You may also choose to bring in other political information and
data. For example, since the electoral college is part of our
Constitution, any proposal to change the electoral college process would
need the support of 3/4 of the states (not 3/4
of the population). Many citizens have strong feelings on this topic.
Some are highly critical of the Electoral College for the
reason just stated, while others believe we should continue with the
Electoral College since it benefits the least populous states.
Tell students that their goal is to investigate situations in
which the Electoral College system creates unusual election results. This is a
good activity for students to work on in groups because discussions
arise naturally from the investigation. However, you may wish to collect
activity sheets from each student to assess individual understanding.
One approach is to organize students into groups of three with the
- Researcher: looks up the electoral votes for each state
- Recorder: records the data on the activity sheet and leads the group in arranging and displaying results
- Executive: makes the ultimate decisions about what to do and keeps the group on task
Display and discuss the rubric found with the How Could That Happen?
answer key before work begins.
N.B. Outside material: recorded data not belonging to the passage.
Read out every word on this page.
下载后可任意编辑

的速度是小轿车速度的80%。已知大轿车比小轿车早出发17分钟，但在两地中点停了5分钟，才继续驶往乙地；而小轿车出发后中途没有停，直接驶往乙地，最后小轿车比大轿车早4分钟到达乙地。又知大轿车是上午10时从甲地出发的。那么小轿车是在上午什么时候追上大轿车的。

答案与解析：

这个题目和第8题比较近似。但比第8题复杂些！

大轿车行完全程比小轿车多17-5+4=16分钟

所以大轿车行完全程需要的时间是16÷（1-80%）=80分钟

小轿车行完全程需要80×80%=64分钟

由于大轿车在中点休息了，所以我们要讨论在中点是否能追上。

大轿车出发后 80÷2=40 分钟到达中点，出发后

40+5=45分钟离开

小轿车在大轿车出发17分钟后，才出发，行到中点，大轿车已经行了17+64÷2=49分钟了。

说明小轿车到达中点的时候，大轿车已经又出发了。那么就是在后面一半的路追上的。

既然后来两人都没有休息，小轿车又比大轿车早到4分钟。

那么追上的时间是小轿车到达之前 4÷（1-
Allow students to ask questions to ensure
they understand how they will be assessed on the activity.
Distribute the How Could That Happen?
activity sheets. There are three problems included to choose from. The
first two problems, How Could I Win? and How Could I Lose?, are nearly
equivalent in difficulty. The third problem, How Could I Win and Lose?,
is more challenging and open-ended, giving you several options for differentiation among individuals and groups.
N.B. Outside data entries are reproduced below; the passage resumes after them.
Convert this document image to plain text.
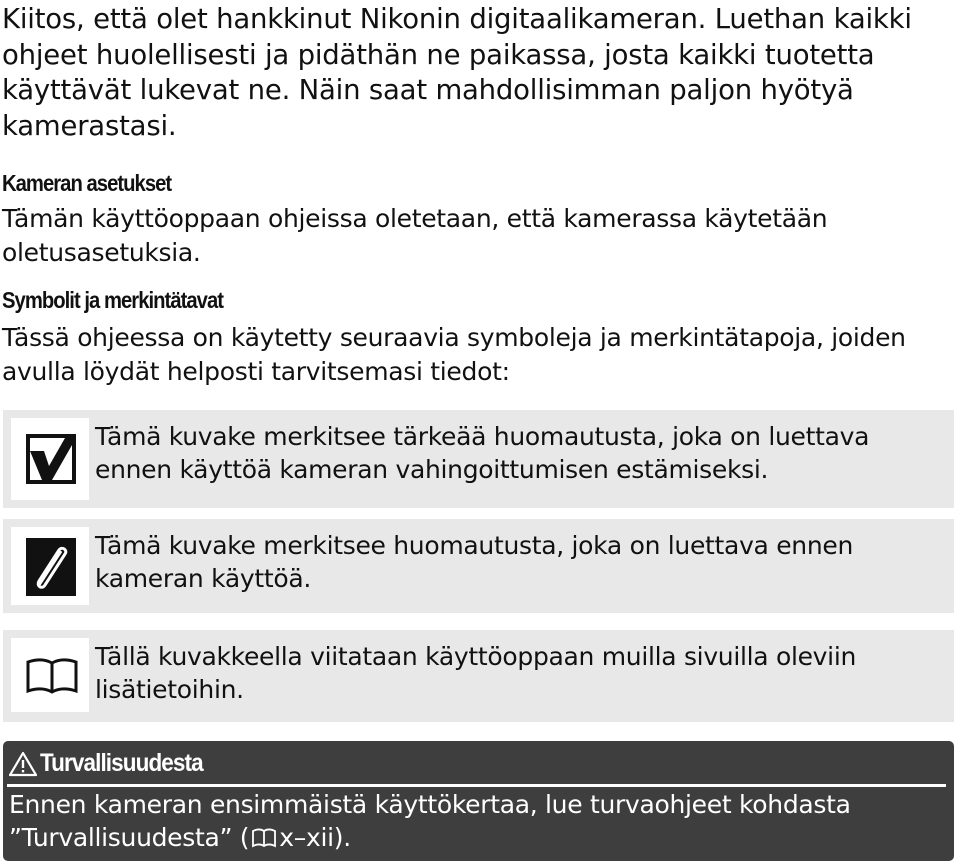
Kiitos, että olet hankkinut Nikonin digitaalikameran. Luethan kaikki ohjeet huolellisesti ja pidäthän ne paikassa, josta kaikki tuotetta käyttävät lukevat ne. Näin saat mahdollisimman paljon hyötyä kamerastasi.
Kameran asetukset
Tämän käyttöoppaan ohjeissa oletetaan, että kamerassa käytetään oletusasetuksia.
Symbolit ja merkintätavat
Tässä ohjeessa on käytetty seuraavia symboleja ja merkintätapoja, joiden avulla löydät helposti tarvitsemasi tiedot:
Tämä kuvake merkitsee tärkeää huomautusta, joka on luettava ennen käyttöä kameran vahingoittumisen estämiseksi.
Tämä kuvake merkitsee huomautusta, joka on luettava ennen kameran käyttöä.
Tällä kuvakkeella viitataan käyttöoppaan muilla sivuilla oleviin lisätietoihin.
Turvallisuudesta
Ennen kameran ensimmäistä käyttökertaa, lue turvaohjeet kohdasta ”Turvallisuudesta” ( x–xii).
Alternatively, you could assign How Could I
Win? or How Could I Lose? to groups as a beginning activity and use How
Could I Win and Lose? as the main challenge of the lesson. Note that
this may require a second class period.
Search for the Electoral College through the National Archives And Records Administration to gather the most current electoral vote counts as well as the most up-to-date teacher resources. The activity described in this lesson can be
done with an online tool, by organizing data in a spreadsheet, or by using a calculator.
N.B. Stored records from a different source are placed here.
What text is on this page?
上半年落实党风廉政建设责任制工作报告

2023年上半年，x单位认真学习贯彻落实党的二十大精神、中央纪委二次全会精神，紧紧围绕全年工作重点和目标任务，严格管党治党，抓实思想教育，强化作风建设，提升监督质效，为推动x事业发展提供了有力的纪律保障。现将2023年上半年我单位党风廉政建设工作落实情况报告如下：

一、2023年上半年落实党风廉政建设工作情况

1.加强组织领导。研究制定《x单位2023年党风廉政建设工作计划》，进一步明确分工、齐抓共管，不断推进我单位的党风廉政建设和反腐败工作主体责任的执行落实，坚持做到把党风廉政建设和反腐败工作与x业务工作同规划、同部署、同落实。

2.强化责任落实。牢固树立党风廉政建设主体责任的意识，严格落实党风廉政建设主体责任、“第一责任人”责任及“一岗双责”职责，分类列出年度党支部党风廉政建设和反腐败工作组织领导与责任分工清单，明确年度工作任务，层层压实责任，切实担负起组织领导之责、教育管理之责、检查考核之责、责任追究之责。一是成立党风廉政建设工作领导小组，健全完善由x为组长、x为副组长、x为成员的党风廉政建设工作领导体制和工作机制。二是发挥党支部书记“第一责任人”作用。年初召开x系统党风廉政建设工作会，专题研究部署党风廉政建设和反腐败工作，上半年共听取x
Students can use the table created in Why California? as a resource as well.
If you choose to go directly to this lesson without completing
Lesson 1, you will need to provide students with the table from the Why California? Answer Key.
There are several ways to address the question in How Could I
Win and Lose? One possibility is to let students make assumptions to
simplify the problem. Since Why California? uses population data and
the solution to the problem requires data on registered voters, allow
students to assume the same portion of the population in each state is
registered to vote, which will allow them to use the available
population data. The actual percentages vary between states, and fall
within the range of about 50% to 80% of a state's population being
registered to vote. The U.S. Census Bureau offers extensive information about the demographics of the electorate, including the number of registered voters in each state.
Leave time toward the end of class to draw students back to a
class discussion and review of the rubric requirements. Emphasize that
a level 5 answer will include all elements outlined on the activity
sheet, and remind students to focus on developing a mathematically
sound explanation despite the strong political content of the activity.
Display the shaded maps from How Could I Win? together. Then
display the maps from How Could I Lose? together, and finally, display
the maps from How Could I Win and Lose? together. Discuss the
similarities as each set of maps is put up. Ask students questions to
encourage a discussion of these similarities. For example:
- What state is always shaded for How Could I Win?
- What other states should be on the list for How Could I Win? Why?
- Which states are necessary on the list for How Could I Lose?
- Which of the three tasks requires the most states to be shaded in?
- What strategies did you use to help you find the solution to How Could I Win and Lose?
If time permits, allow students to volunteer to share some of the other results and discoveries they made during the activity.